Sniffer dogs have started work at Helsinki airport in Finland in a pilot scheme that is having remarkable success rates.
“We are the pioneers. As far as we know no other airport has attempted to use canine scent detection against Covid-19. This might be an additional step forward on the way to beating it,” said airport director Ulla Lettijeff.
The four dogs, trained by Finland’s Wise Nose, take shifts with two working while the other two rest.
Passengers suspected of carrying the virus are instructed to take a swab of their skin with a wipe which is then given to one of the dogs to sniff.
The top dog, an eight-year-old greyhound mix, takes only seconds to deliver a result by scratching, sitting or barking.
“It’s a very promising method. Dogs are incredibly good at sniffing. If it works, it will be a good coronavirus screening method at other places,” Anna Hielm-Bjorkman, a University of Helsinki professor of small animal medicine, said. “We come close to 100% sensitivity.”
Dogs are able to identify Covid-19 from a much smaller sample than the PCR tests used by humans.

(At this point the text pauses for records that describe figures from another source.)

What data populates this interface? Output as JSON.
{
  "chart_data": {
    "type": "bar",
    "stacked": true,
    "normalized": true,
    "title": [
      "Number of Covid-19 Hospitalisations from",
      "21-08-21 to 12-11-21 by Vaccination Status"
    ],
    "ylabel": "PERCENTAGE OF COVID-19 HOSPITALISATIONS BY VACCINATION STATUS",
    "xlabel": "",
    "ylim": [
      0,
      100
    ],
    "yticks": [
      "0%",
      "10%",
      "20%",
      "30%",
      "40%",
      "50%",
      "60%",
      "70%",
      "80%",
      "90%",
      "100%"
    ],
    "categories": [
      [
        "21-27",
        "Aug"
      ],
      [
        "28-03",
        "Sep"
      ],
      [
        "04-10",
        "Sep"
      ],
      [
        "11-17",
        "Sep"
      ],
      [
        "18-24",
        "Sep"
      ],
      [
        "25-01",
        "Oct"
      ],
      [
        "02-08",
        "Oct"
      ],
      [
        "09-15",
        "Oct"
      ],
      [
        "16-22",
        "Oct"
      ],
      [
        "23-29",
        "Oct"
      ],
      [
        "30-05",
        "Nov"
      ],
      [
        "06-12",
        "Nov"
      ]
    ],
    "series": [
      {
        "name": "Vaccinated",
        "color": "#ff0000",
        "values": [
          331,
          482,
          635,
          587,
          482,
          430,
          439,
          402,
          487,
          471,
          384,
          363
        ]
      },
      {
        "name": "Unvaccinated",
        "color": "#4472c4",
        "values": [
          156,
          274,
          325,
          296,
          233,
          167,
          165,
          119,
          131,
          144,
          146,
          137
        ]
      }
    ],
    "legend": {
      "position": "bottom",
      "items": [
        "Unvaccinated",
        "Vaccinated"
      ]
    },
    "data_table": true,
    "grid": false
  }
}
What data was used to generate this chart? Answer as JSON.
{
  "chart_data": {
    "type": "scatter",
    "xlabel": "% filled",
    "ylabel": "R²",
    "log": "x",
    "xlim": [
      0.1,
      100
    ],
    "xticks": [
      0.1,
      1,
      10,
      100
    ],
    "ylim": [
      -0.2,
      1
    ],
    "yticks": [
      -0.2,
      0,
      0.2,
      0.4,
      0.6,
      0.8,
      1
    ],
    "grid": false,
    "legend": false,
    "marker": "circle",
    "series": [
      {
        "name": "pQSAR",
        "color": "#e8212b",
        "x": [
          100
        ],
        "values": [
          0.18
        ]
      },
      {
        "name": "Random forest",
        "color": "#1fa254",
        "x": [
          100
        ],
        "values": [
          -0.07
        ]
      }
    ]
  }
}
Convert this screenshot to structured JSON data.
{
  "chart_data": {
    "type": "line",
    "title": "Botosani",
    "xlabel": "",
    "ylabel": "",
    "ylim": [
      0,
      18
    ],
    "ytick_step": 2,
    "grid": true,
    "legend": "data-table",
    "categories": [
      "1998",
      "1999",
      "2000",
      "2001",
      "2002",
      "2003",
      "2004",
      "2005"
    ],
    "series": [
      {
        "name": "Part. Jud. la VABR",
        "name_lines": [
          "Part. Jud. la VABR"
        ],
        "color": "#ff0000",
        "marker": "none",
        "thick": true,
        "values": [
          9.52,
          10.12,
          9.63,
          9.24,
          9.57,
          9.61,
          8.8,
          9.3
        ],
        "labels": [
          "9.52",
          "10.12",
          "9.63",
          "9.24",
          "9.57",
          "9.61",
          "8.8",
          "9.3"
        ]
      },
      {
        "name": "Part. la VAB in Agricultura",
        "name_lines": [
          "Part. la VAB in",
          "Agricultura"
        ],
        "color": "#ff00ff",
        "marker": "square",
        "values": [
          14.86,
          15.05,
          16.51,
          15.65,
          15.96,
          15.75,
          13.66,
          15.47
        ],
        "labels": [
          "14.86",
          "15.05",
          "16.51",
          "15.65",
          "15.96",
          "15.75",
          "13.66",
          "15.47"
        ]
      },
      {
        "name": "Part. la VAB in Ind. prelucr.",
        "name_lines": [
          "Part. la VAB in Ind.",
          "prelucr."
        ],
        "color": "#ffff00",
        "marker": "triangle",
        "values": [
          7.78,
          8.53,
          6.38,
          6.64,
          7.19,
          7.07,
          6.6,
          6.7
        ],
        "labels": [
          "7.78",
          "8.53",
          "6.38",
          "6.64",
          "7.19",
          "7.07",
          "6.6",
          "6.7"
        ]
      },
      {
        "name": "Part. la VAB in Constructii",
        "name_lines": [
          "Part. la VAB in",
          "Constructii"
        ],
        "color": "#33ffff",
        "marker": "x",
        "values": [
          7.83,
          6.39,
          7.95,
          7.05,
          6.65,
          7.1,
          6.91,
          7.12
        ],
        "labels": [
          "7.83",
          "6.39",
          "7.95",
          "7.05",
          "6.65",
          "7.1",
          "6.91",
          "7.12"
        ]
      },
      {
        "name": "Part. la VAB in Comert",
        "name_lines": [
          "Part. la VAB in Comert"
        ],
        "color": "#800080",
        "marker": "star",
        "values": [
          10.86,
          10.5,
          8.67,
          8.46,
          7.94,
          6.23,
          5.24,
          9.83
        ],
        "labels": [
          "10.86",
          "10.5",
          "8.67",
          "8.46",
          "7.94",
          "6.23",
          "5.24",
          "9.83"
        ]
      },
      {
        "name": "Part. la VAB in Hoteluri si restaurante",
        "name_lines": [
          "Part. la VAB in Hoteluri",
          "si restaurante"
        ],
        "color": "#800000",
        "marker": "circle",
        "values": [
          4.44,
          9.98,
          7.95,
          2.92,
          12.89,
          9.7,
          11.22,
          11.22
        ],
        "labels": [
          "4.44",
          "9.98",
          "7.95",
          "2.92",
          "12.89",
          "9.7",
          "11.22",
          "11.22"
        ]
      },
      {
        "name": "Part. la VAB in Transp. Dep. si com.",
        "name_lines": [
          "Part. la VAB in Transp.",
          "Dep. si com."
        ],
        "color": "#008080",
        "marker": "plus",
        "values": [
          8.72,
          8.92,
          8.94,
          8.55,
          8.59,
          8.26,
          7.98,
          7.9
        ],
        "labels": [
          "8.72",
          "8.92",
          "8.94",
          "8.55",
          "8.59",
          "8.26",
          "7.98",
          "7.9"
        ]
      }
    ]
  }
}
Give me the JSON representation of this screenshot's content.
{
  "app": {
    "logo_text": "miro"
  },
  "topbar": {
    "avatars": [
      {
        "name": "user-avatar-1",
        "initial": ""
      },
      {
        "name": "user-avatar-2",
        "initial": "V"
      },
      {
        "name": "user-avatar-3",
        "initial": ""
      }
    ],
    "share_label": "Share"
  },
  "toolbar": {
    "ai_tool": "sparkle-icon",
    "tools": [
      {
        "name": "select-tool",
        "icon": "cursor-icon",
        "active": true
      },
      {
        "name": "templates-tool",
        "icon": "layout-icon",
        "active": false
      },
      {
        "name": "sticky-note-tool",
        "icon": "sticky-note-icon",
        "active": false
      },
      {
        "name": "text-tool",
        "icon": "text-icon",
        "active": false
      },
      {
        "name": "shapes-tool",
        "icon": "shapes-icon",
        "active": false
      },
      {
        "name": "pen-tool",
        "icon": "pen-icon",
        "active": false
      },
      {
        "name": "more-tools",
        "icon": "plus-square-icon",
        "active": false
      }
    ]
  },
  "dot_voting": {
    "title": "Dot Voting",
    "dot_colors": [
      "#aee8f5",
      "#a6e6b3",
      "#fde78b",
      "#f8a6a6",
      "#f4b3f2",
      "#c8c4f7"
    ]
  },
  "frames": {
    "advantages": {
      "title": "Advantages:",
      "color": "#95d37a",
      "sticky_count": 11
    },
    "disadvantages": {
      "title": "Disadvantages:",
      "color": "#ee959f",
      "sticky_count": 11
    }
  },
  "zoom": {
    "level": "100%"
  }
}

The difference is massive, as a dog only needs 10-100 molecules to identify the virus, whereas test equipment requires 18,000,000.
The airport dogs can also identify the virus days before the symptoms have even started. This is something that laboratory tests cannot do.
Scientists are not yet sure what exactly it is that the dogs sniff when they detect the virus. A scientific study published in June concluded that people carrying Covid-19 may have a different sweat odour and it could be this that the dogs are detecting.
Researchers in France, Germany, the UK, Australia and the UAE are reportedly also working on similar projects.
It looks like dogs really could turn out to be man’s best friend in these strange times.